The show has all kinds of Yōkai.  From what I have learned it would be impossible to amass a list of all the different ones in a similar manner that it would not be possible to list all the different kinds of  monsters in Western cultures   The first one in the exhibition is by Kōno Junya who is referred to as a Yōkai artist.  He sees himself acting as an ambassador and he wants Americans to see “how much fun Yōkai are in Japan”. His huge paper maché sculpture is called Oa Bōzu or Blue Monk. The second illustration here shows the artist with his sculpture.

A really truly macabre piece in the show is a an exquisitely painted 17th century scroll lent by the Mineapolis Museum of Art . It illustrates Shuten Dōji whose  most gruesome characteristic is their appetite for human flesh. These  demonic creatures charm, kidnap, enslave and eat men, women and children.

The Tanuki ceramic figure which is dated 1975 but the artist is not known certainly qualifies as the humorous side of the Yōkai.  If he were soft, I could see a child taking it to bed instead of their teddy bear!

Ningyō Jōruri is a regional style of puppet theater which takes place in the open air.  Three puppeteers are needed to operate this life-size puppet; one each for the head, hands and feet. The artist, Amari Yōichirō, is well known for making these puppets and enjoys working on the figures.  The puppet has a serene expression on her face but then the teeth come out as you will see in the very short video it reminds me of Northwest Coast Native American transformation masks.  This Kiyohime, scorned woman, was made in 2019 but performances of the legend date back to the Edo period (1603-1867).

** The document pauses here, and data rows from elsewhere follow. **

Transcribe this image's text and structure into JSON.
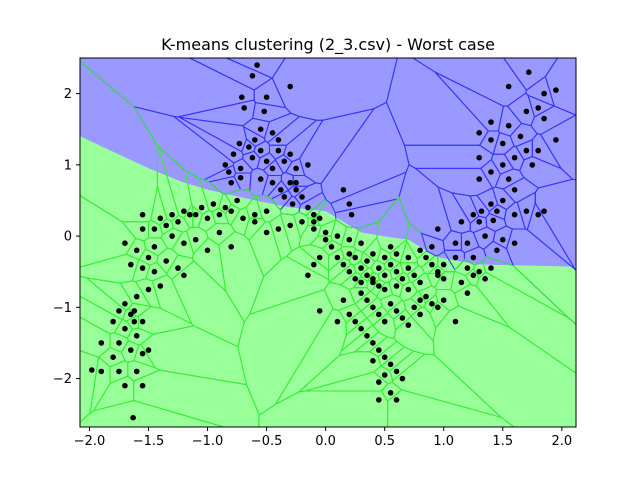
{
  "chart_data": {
    "type": "scatter",
    "title": "K-means clustering (2_3.csv) - Worst case",
    "xlabel": "",
    "ylabel": "",
    "xlim": [
      -2.08,
      2.12
    ],
    "ylim": [
      -2.68,
      2.5
    ],
    "xticks": [
      -2.0,
      -1.5,
      -1.0,
      -0.5,
      0.0,
      0.5,
      1.0,
      1.5,
      2.0
    ],
    "xtick_labels": [
      "−2.0",
      "−1.5",
      "−1.0",
      "−0.5",
      "0.0",
      "0.5",
      "1.0",
      "1.5",
      "2.0"
    ],
    "yticks": [
      -2,
      -1,
      0,
      1,
      2
    ],
    "ytick_labels": [
      "−2",
      "−1",
      "0",
      "1",
      "2"
    ],
    "grid": false,
    "legend": false,
    "regions": [
      {
        "cluster": 1,
        "fill": "#9999ff",
        "edge": "#3333ff",
        "boundary": [
          [
            -2.08,
            2.5
          ],
          [
            2.12,
            2.5
          ],
          [
            2.12,
            -0.43
          ],
          [
            1.3,
            -0.4
          ],
          [
            0.95,
            -0.3
          ],
          [
            0.7,
            -0.05
          ],
          [
            0.55,
            -0.02
          ],
          [
            0.3,
            0.05
          ],
          [
            0.0,
            0.35
          ],
          [
            -0.3,
            0.4
          ],
          [
            -0.6,
            0.5
          ],
          [
            -1.0,
            0.65
          ],
          [
            -1.2,
            0.75
          ],
          [
            -1.5,
            0.95
          ],
          [
            -2.08,
            1.4
          ]
        ]
      },
      {
        "cluster": 2,
        "fill": "#99ff99",
        "edge": "#33ee33",
        "boundary": [
          [
            -2.08,
            1.4
          ],
          [
            -1.5,
            0.95
          ],
          [
            -1.2,
            0.75
          ],
          [
            -1.0,
            0.65
          ],
          [
            -0.6,
            0.5
          ],
          [
            -0.3,
            0.4
          ],
          [
            0.0,
            0.35
          ],
          [
            0.3,
            0.05
          ],
          [
            0.55,
            -0.02
          ],
          [
            0.7,
            -0.05
          ],
          [
            0.95,
            -0.3
          ],
          [
            1.3,
            -0.4
          ],
          [
            2.12,
            -0.43
          ],
          [
            2.12,
            -2.68
          ],
          [
            -2.08,
            -2.68
          ]
        ]
      }
    ],
    "point_color": "#000000",
    "points": [
      [
        -0.58,
        2.4
      ],
      [
        -0.62,
        2.25
      ],
      [
        -0.3,
        2.1
      ],
      [
        -0.5,
        1.95
      ],
      [
        -0.71,
        1.95
      ],
      [
        -0.69,
        1.8
      ],
      [
        -0.52,
        1.75
      ],
      [
        -0.55,
        1.5
      ],
      [
        -0.4,
        1.35
      ],
      [
        -0.45,
        1.45
      ],
      [
        -0.6,
        1.35
      ],
      [
        -0.73,
        1.3
      ],
      [
        -0.65,
        1.25
      ],
      [
        -0.78,
        1.15
      ],
      [
        -0.85,
        1.0
      ],
      [
        -0.55,
        1.2
      ],
      [
        -0.62,
        1.1
      ],
      [
        -0.5,
        1.05
      ],
      [
        -0.4,
        1.2
      ],
      [
        -0.3,
        1.15
      ],
      [
        -0.35,
        1.05
      ],
      [
        -0.45,
        0.95
      ],
      [
        -0.25,
        0.95
      ],
      [
        -0.15,
        1.0
      ],
      [
        -0.72,
        0.95
      ],
      [
        -0.82,
        0.9
      ],
      [
        -0.8,
        0.75
      ],
      [
        -0.72,
        0.82
      ],
      [
        -0.55,
        0.8
      ],
      [
        -0.45,
        0.75
      ],
      [
        -0.38,
        0.65
      ],
      [
        -0.3,
        0.75
      ],
      [
        -0.25,
        0.65
      ],
      [
        -0.2,
        0.55
      ],
      [
        -0.35,
        0.55
      ],
      [
        -0.28,
        0.45
      ],
      [
        -0.15,
        0.4
      ],
      [
        -0.1,
        0.3
      ],
      [
        -0.05,
        0.25
      ],
      [
        0.15,
        0.65
      ],
      [
        0.2,
        0.45
      ],
      [
        0.22,
        0.3
      ],
      [
        -0.6,
        0.3
      ],
      [
        -0.5,
        0.35
      ],
      [
        -0.25,
        0.75
      ],
      [
        1.72,
        2.3
      ],
      [
        1.55,
        2.1
      ],
      [
        1.85,
        2.0
      ],
      [
        1.95,
        2.05
      ],
      [
        1.8,
        1.8
      ],
      [
        1.7,
        1.75
      ],
      [
        1.85,
        1.65
      ],
      [
        1.4,
        1.6
      ],
      [
        1.55,
        1.55
      ],
      [
        1.3,
        1.45
      ],
      [
        1.4,
        1.35
      ],
      [
        1.5,
        1.3
      ],
      [
        1.65,
        1.4
      ],
      [
        1.8,
        1.2
      ],
      [
        1.95,
        1.35
      ],
      [
        1.7,
        1.2
      ],
      [
        1.3,
        1.1
      ],
      [
        1.6,
        1.1
      ],
      [
        1.75,
        1.0
      ],
      [
        1.5,
        1.0
      ],
      [
        1.4,
        0.9
      ],
      [
        1.55,
        0.8
      ],
      [
        1.3,
        0.8
      ],
      [
        1.6,
        0.65
      ],
      [
        1.5,
        0.5
      ],
      [
        1.4,
        0.45
      ],
      [
        1.32,
        0.35
      ],
      [
        1.25,
        0.3
      ],
      [
        1.15,
        0.2
      ],
      [
        1.45,
        0.35
      ],
      [
        1.6,
        0.3
      ],
      [
        1.7,
        0.35
      ],
      [
        1.8,
        0.3
      ],
      [
        1.85,
        0.35
      ],
      [
        1.3,
        0.2
      ],
      [
        1.42,
        0.22
      ],
      [
        1.1,
        -0.1
      ],
      [
        1.2,
        -0.1
      ],
      [
        1.35,
        0.0
      ],
      [
        1.5,
        -0.05
      ],
      [
        1.6,
        -0.1
      ],
      [
        1.45,
        -0.2
      ],
      [
        1.25,
        -0.3
      ],
      [
        0.95,
        0.1
      ],
      [
        -1.55,
        0.3
      ],
      [
        -1.4,
        0.25
      ],
      [
        -1.3,
        0.3
      ],
      [
        -1.2,
        0.35
      ],
      [
        -1.1,
        0.3
      ],
      [
        -1.0,
        0.25
      ],
      [
        -0.9,
        0.3
      ],
      [
        -0.8,
        0.35
      ],
      [
        -0.7,
        0.25
      ],
      [
        -0.6,
        0.2
      ],
      [
        -1.15,
        0.3
      ],
      [
        -1.05,
        0.4
      ],
      [
        -0.95,
        0.45
      ],
      [
        -0.85,
        0.4
      ],
      [
        -0.75,
        0.5
      ],
      [
        -1.25,
        0.2
      ],
      [
        -1.35,
        0.15
      ],
      [
        -1.45,
        0.1
      ],
      [
        -1.55,
        0.1
      ],
      [
        -1.7,
        -0.1
      ],
      [
        -1.6,
        -0.2
      ],
      [
        -1.5,
        -0.3
      ],
      [
        -1.65,
        -0.4
      ],
      [
        -1.55,
        -0.45
      ],
      [
        -1.45,
        -0.5
      ],
      [
        -1.35,
        -0.35
      ],
      [
        -1.25,
        -0.45
      ],
      [
        -1.2,
        -0.55
      ],
      [
        -1.45,
        -0.15
      ],
      [
        -1.3,
        0.0
      ],
      [
        -1.1,
        -0.05
      ],
      [
        -0.9,
        0.05
      ],
      [
        -0.8,
        -0.15
      ],
      [
        -1.0,
        -0.2
      ],
      [
        -1.2,
        -0.1
      ],
      [
        -1.4,
        -0.7
      ],
      [
        -1.5,
        -0.75
      ],
      [
        -1.6,
        -0.85
      ],
      [
        -1.7,
        -0.95
      ],
      [
        -1.75,
        -1.05
      ],
      [
        -1.65,
        -1.1
      ],
      [
        -1.55,
        -1.2
      ],
      [
        -1.8,
        -1.2
      ],
      [
        -1.7,
        -1.3
      ],
      [
        -1.6,
        -1.4
      ],
      [
        -1.9,
        -1.5
      ],
      [
        -1.75,
        -1.5
      ],
      [
        -1.65,
        -1.6
      ],
      [
        -1.55,
        -1.65
      ],
      [
        -1.8,
        -1.7
      ],
      [
        -1.9,
        -1.9
      ],
      [
        -1.75,
        -1.9
      ],
      [
        -1.6,
        -1.9
      ],
      [
        -1.55,
        -2.1
      ],
      [
        -1.7,
        -2.1
      ],
      [
        -1.63,
        -2.55
      ],
      [
        -1.98,
        -1.88
      ],
      [
        -1.5,
        -1.6
      ],
      [
        -1.62,
        -1.05
      ],
      [
        -1.62,
        -1.2
      ],
      [
        -0.5,
        0.05
      ],
      [
        -0.4,
        0.1
      ],
      [
        -0.3,
        0.15
      ],
      [
        -0.2,
        0.2
      ],
      [
        -0.1,
        0.1
      ],
      [
        0.0,
        0.05
      ],
      [
        0.1,
        0.0
      ],
      [
        0.2,
        -0.05
      ],
      [
        0.3,
        -0.1
      ],
      [
        0.05,
        -0.15
      ],
      [
        0.1,
        -0.3
      ],
      [
        0.15,
        -0.4
      ],
      [
        0.2,
        -0.5
      ],
      [
        0.25,
        -0.6
      ],
      [
        0.3,
        -0.45
      ],
      [
        0.35,
        -0.55
      ],
      [
        0.4,
        -0.65
      ],
      [
        0.45,
        -0.7
      ],
      [
        0.5,
        -0.75
      ],
      [
        0.35,
        -0.35
      ],
      [
        0.25,
        -0.3
      ],
      [
        0.2,
        -0.25
      ],
      [
        0.4,
        -0.25
      ],
      [
        0.5,
        -0.3
      ],
      [
        0.55,
        -0.4
      ],
      [
        0.6,
        -0.5
      ],
      [
        0.65,
        -0.6
      ],
      [
        0.7,
        -0.45
      ],
      [
        0.75,
        -0.55
      ],
      [
        0.8,
        -0.65
      ],
      [
        0.85,
        -0.3
      ],
      [
        0.9,
        -0.4
      ],
      [
        0.95,
        -0.5
      ],
      [
        1.0,
        -0.6
      ],
      [
        0.3,
        -0.8
      ],
      [
        0.35,
        -0.9
      ],
      [
        0.4,
        -1.0
      ],
      [
        0.45,
        -1.1
      ],
      [
        0.5,
        -1.2
      ],
      [
        0.55,
        -0.95
      ],
      [
        0.6,
        -1.05
      ],
      [
        0.65,
        -1.15
      ],
      [
        0.7,
        -1.25
      ],
      [
        0.75,
        -1.0
      ],
      [
        0.8,
        -1.1
      ],
      [
        0.85,
        -0.85
      ],
      [
        0.9,
        -0.95
      ],
      [
        0.95,
        -1.0
      ],
      [
        0.2,
        -1.1
      ],
      [
        0.25,
        -1.2
      ],
      [
        0.3,
        -1.3
      ],
      [
        0.35,
        -1.4
      ],
      [
        0.4,
        -1.5
      ],
      [
        0.45,
        -1.6
      ],
      [
        0.5,
        -1.7
      ],
      [
        0.55,
        -1.8
      ],
      [
        0.6,
        -1.9
      ],
      [
        0.65,
        -2.0
      ],
      [
        0.45,
        -2.05
      ],
      [
        0.55,
        -2.2
      ],
      [
        0.6,
        -2.3
      ],
      [
        0.45,
        -2.3
      ],
      [
        0.5,
        -1.95
      ],
      [
        0.4,
        -1.75
      ],
      [
        -0.05,
        -1.05
      ],
      [
        0.1,
        -1.2
      ],
      [
        0.15,
        -0.9
      ],
      [
        -0.1,
        -0.4
      ],
      [
        -0.15,
        -0.55
      ],
      [
        -0.05,
        -0.3
      ],
      [
        0.0,
        -0.05
      ],
      [
        -0.1,
        0.2
      ],
      [
        1.0,
        -0.4
      ],
      [
        1.1,
        -0.3
      ],
      [
        1.2,
        -0.45
      ],
      [
        1.3,
        -0.5
      ],
      [
        1.15,
        -0.65
      ],
      [
        1.2,
        -0.8
      ],
      [
        1.1,
        -1.2
      ],
      [
        1.25,
        -0.55
      ],
      [
        1.35,
        -0.6
      ],
      [
        1.4,
        -0.45
      ],
      [
        0.95,
        -0.55
      ],
      [
        0.7,
        -0.3
      ],
      [
        0.8,
        -0.2
      ],
      [
        0.9,
        -0.15
      ],
      [
        0.6,
        -0.25
      ],
      [
        0.55,
        -0.15
      ],
      [
        0.45,
        -0.45
      ],
      [
        0.5,
        -0.55
      ],
      [
        0.6,
        -0.7
      ],
      [
        0.7,
        -0.75
      ],
      [
        0.8,
        -0.9
      ],
      [
        1.0,
        -0.9
      ],
      [
        0.4,
        -0.6
      ],
      [
        0.3,
        -0.65
      ]
    ]
  }
}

You will have no trouble recognizing this figure from the Kabuki  theater, not too different from our Casper, the friendly ghost. This character, called Oiwa, is far from friendly.  She is a wife driven to suicide after her husband disfigures her so he can marry another woman. Oiwa comes back to haunt him for the rest of his life.

White Hannya is another figure of a woman transformed by jealousy and rage. This female demon comes from the formal masked dance dramas of Noh theater.

Clearly the subject of Yōkai can be studied in a great deal of depth.  There are so many different ones that have significance in different parts of Japan.  This show, which even includes a mini amusement-park-style house of horrors aka a fun house, peopled with life-sized Yōikai who respond to your passing by, provides a perfect introduction to the subject.